Jednocześnie, jak na dobry thriller przystało, "dreszcz emocji" jest wywołany przez kilka czynników. W czasie lektury próbujemy odnaleźć odpowiedź na wiele pytań i nie chodzi tu tylko o tożsamość sprawcy czy jego motywy oraz o rozwój śledztwa. O wiele ważniejsze w moim odczuciu (i o wiele bardziej przerażające) jest zobrazowanie tego, co wyzwala w ludziach poczucie anonimowości. Użytkownicy darknetowej strony są przekonani o tym, że nikt nie dowie się, kto kryje się za maską nicka, a poczucie bezkarności wyzwala w nich najgorsze instynkty. Bo łatwo jest zgłosić czyjąś kandydaturę, potencjalnie skazując typowaną osobę na śmierć, jeśli tajemnicą pozostanie, kto wysłał zgłoszenie i dlaczego to zrobił. Dużo łatwiej jest przecież uspokoić własne sumienie, gdy zbrodnia została dokonana cudzymi rękami. Podobne podejście prezentują głosujący - traktując ranking niemal jak zabawę, pewni tego, że o oddanych głosach nikt się nie dowie, pozostający w swoich fotelach i na swoich kanapach.. I nawet mając już pewność, że "oferta" witryny nie jest jedynie makabrycznym żartem, biorą udział w głosowaniu, nie dopuszczając do świadomości faktu, że wydają na kogoś wyrok i stają się współsprawcami zbrodni, choć dokonała się innymi rękami.
Poznanski i Strobel zapewniają czytelnikowi dobrą kryminalną rozrywkę, ale też prezentują historię, która obnaża okrutną prawdę o człowieku. O tym, jak łatwo manipulować ludźmi, jak łatwo wykreować okoliczności, które wyzwalają w nich najgorsze instynkty. Bo choć fabuła tej powieści jest fikcyjna, nie wykracza poza granice psychologicznego prawdopodobieństwa. I to zmroziło mnie bardziej niż opisy samej zbrodni. Autorzy pokazali, że ciemna strona internetu to tak na prawdę ciemna strona ludzkości. I tak naprawdę niewiele potrzeba, by ukazała się ona w całej swojej posępnej krasie.

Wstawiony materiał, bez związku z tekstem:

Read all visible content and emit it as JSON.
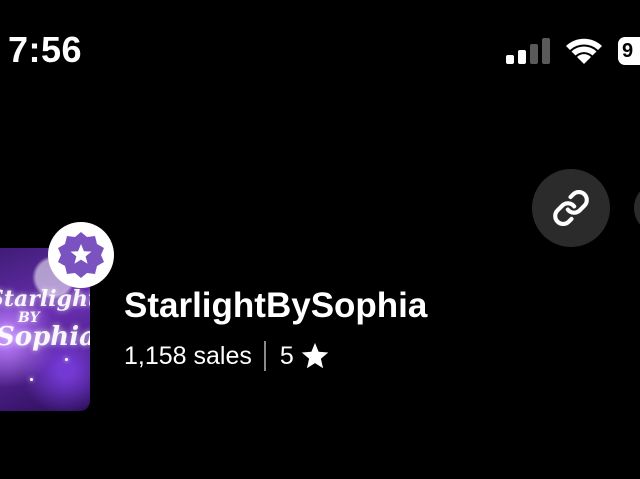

Nieznajomych przyjęłam bardzo dobrze, ale Darknet uważam za bardziej udaną książkę. Przede wszystkim dlatego, że ta fikcyjna opowieść jest zarazem bardzo prawdopodobnym scenariuszem. Zarówno zachowania policjantów, sprawcy, jak i anonimowych internautów da się umotywować psychologicznie, sam zaś darknet istnieje realnie i można wyobrazić sobie jego wykorzystanie do niejednej manipulacji i niejednej przestępczej działalności. Ten potencjał został przełożony na powieść z wartką i niezwykle emocjonującą akcją, interesującymi i wyrazistymi bohaterami oraz - co ważne - spektakularnym finałem. A sam fakt, że mimochodem zostały postawione pytania o moralną kondycję człowieka w internecie, nie pozwala szybko wyrzucić historii z głowy. Jeśli odważycie się przekroczyć bramy darknetu wraz z duetem Strobel-Poznanski, zostaniecie pozostawieni z czytelniczą satysfakcją pomieszaną z przerażeniem i szczęką zbieraną z ziemi. To jedna z tych historii, podczas których chce się zamknąć oczy z emocji, a jednocześnie nie można się od nich oderwać. I kiedy emocje opadają, można odetchnąć z ulgą, że to na szczęście fikcja literacka. Tylko czy aby na pewno?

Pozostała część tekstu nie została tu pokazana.